Switch to fletcher4 checksums and turn off access time modifications:
  # zfs set checksum=fletcher4 zrootusb
  # zfs set atime=off zrootusb

Extract at a minimum, base and the generic kernel:
  # cd /dist/8.1-RELEASE/base
  # DESTDIR=/zrootusb ./install.sh
  # cd ../kernels
  # DESTDIR=/zrootusb ./install.sh generic

Delete the empty, default kernel directory and move the generic kernel 
into its place:
  # rmdir /zrootusb/boot/kernel
  # mv /zrootusb/boot/GENERIC /zrootusb/boot/kernel

Make sure the zfs modules are loaded at boot:
  # echo 'zfs_load="YES"' > /zrootusb/boot/loader.conf
  # echo 'vfs.root.mountfrom="zfs:zrootusb"' >> \
     /zrootusb/boot/loader.conf

Create /etc/rc.conf.
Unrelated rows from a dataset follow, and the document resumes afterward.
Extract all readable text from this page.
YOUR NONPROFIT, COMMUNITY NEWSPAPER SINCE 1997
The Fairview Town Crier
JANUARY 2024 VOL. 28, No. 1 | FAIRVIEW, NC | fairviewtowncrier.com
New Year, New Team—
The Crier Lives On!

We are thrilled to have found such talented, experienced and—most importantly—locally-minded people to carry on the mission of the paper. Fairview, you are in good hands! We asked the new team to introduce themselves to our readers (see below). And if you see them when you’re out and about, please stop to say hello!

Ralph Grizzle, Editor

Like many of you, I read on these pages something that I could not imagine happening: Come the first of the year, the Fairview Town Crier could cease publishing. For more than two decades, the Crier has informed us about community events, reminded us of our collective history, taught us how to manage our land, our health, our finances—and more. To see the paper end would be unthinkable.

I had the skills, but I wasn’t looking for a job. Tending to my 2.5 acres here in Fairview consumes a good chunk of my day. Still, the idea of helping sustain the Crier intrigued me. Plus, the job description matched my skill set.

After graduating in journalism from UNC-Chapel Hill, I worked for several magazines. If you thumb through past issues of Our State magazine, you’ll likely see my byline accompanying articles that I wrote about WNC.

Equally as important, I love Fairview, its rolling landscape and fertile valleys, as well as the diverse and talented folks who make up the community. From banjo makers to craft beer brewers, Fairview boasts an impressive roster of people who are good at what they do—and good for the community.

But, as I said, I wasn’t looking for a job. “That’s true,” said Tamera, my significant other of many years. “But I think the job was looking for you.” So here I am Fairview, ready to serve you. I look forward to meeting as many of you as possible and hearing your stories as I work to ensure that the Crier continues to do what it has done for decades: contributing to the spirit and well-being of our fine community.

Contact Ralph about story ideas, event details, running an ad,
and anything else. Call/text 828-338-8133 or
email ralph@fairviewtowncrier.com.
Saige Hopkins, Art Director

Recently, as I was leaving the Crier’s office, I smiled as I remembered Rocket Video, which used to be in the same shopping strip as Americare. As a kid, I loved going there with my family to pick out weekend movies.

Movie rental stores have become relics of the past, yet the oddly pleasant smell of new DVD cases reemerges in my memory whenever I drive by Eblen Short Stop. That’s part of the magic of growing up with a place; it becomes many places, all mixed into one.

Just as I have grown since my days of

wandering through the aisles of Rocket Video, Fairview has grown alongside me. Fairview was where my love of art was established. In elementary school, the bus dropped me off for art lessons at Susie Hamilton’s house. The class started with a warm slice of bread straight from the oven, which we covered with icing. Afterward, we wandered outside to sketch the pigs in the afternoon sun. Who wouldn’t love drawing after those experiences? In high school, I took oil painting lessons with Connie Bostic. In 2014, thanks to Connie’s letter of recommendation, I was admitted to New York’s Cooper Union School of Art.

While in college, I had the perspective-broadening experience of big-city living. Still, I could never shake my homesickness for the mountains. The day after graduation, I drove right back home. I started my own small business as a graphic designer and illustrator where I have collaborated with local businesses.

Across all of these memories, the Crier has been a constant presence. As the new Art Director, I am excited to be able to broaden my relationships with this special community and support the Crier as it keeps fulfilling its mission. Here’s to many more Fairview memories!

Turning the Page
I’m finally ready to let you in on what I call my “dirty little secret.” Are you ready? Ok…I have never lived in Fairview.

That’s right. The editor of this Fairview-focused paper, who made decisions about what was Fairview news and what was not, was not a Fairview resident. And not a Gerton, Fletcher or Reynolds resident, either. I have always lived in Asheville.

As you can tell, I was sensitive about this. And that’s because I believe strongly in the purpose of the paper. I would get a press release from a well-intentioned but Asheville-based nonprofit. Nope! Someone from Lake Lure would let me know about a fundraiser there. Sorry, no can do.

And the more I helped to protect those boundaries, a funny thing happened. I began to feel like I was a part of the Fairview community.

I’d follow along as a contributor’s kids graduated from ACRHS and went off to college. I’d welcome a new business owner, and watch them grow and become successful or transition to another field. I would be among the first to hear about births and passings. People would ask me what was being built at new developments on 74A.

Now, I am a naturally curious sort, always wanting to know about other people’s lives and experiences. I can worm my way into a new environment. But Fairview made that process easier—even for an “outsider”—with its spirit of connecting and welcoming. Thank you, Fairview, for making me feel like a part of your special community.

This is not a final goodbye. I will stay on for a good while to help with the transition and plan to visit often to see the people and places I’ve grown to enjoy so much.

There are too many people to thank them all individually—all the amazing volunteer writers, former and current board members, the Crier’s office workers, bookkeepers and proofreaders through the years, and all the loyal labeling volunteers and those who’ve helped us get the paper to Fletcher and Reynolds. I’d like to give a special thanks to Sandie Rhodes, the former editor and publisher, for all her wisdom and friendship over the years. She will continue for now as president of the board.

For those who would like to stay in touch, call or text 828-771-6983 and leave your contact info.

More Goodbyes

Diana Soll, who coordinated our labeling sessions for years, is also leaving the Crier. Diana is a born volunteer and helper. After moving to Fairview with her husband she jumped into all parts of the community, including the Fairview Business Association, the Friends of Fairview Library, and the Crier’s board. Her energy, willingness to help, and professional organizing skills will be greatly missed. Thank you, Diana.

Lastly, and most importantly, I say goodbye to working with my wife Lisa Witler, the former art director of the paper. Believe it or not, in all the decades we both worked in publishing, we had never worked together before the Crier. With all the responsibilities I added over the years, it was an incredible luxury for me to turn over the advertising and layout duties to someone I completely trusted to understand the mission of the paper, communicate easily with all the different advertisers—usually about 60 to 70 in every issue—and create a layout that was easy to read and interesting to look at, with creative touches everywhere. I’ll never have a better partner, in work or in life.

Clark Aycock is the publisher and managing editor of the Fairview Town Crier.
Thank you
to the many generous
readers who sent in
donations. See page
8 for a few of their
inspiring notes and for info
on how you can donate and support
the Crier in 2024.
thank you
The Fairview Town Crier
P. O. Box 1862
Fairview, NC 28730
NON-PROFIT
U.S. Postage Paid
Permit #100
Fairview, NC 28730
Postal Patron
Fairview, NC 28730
Adjust and add to your own needs:
  # echo 'ifconfig_DEFAULT="DHCP"' > /zrootusb/etc/rc.conf
  # echo 'hostname="freebsd"' >> /zrootusb/etc/rc.conf
  # echo 'keymap="swedish.iso"' >> /zrootusb/etc/rc.conf
  # echo 'ntpdate_enable="YES"' >> /zrootusb/etc/rc.conf
  # echo 'sshd_enable="YES"' >> /zrootusb/etc/rc.conf
  # echo 'zfs_enable="YES"' >> /zrootusb/etc/rc.conf

Setup your time zone:
  # cp /zrootusb/usr/share/zoneinfo/Europe/Stockholm \
     /zrootusb/etc/localtime

Create an empty fstab to avoid startup warnings:
  # touch /zrootusb/etc/fstab

Set the root password in the new environment:
  # cd
  # chroot /zrootusb /bin/sh
  # passwd root
  # exit

Copy zpool.cache:
  # cp /boot/zfs/zpool.cache /zrootusb/boot/zfs

Unmount the filesystem and set its mountpoint:
  # zfs unmount -a
  # zfs set mountpoint=legacy zrootusb

Exit SYSINSTALL and reboot. You now have a fully functional and bootable 
FreeBSD installation on your usb memory stick.